Zurück geschlendert. Vorbei an halbfertigen Häusern. Wohlstand hat die Einheimischen mutig gemacht. Steuergesetze geholfen. Alle mehrgeschossigen Neubauten bestehen nur aus einem Betonskelett. Das Erdgeschoss ist ausgebaut. Mit Wohnung, Laden und Garage. Darüber gähnende Leere. Steuern sind erst fällig, wenn das Haus bis unters flache Dach ausgebaut ist. Gespenstischer Heimweg im fahlen Licht der wenigen Lampen entlang eines seltsamen Wohlstandbeweises. Hätten wir nicht die Paella in Bauch und Gemüt, es wäre uns unwohl geworden.
Ein Tag am Meer.
Ob wir allein sind? Eine Frage, die mehr Wunsch ist als Frage. Frage auch nicht. Denke es nur. Mit heißem Herzen, aufgeheiztem Hirn, fieberndem Leib. Die letzte Nacht hat alles auf Höchsttemperatur gebracht. Die erste Nacht, in der wir uns erkannten, wie die Bibel sagt. Mir erscheint es danach, als kennten wir uns schon Ewigkeiten. Rose auch.

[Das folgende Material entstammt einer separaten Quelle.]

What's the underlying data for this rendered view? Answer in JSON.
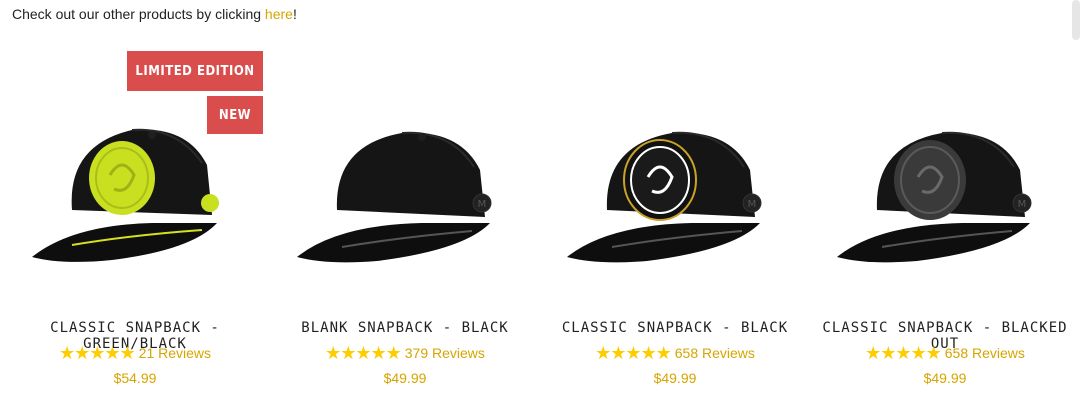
{
  "intro": {
    "text_before": "Check out our other products by clicking ",
    "link_text": "here",
    "text_after": "!"
  },
  "colors": {
    "accent": "#d6a500",
    "star": "#ffcc00",
    "badge": "#d94d4d"
  },
  "products": [
    {
      "title": "CLASSIC SNAPBACK - GREEN/BLACK",
      "rating_stars": "★★★★★",
      "reviews": "21 Reviews",
      "price": "$54.99",
      "badges": [
        "LIMITED EDITION",
        "NEW"
      ]
    },
    {
      "title": "BLANK SNAPBACK - BLACK",
      "rating_stars": "★★★★★",
      "reviews": "379 Reviews",
      "price": "$49.99"
    },
    {
      "title": "CLASSIC SNAPBACK - BLACK",
      "rating_stars": "★★★★★",
      "reviews": "658 Reviews",
      "price": "$49.99"
    },
    {
      "title": "CLASSIC SNAPBACK - BLACKED OUT",
      "rating_stars": "★★★★★",
      "reviews": "658 Reviews",
      "price": "$49.99"
    }
  ]
}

Nichts wünschen wir so sehr wie kühlen Morgenwind und kühlendes, wogendes Meer. Wo anders als am Strand Es Trenc. Drei Kilometer langer Sand, der sich langsam flach ins Meer schiebt. Nur wenige vulkanraue Gesteinsgruppen dazwischen und dichtes Piniengebüsch randseits. Willkommene Verstecke für Liebende, die sich noch schämen können. Ein Kilometer nordwärts unserer Finka.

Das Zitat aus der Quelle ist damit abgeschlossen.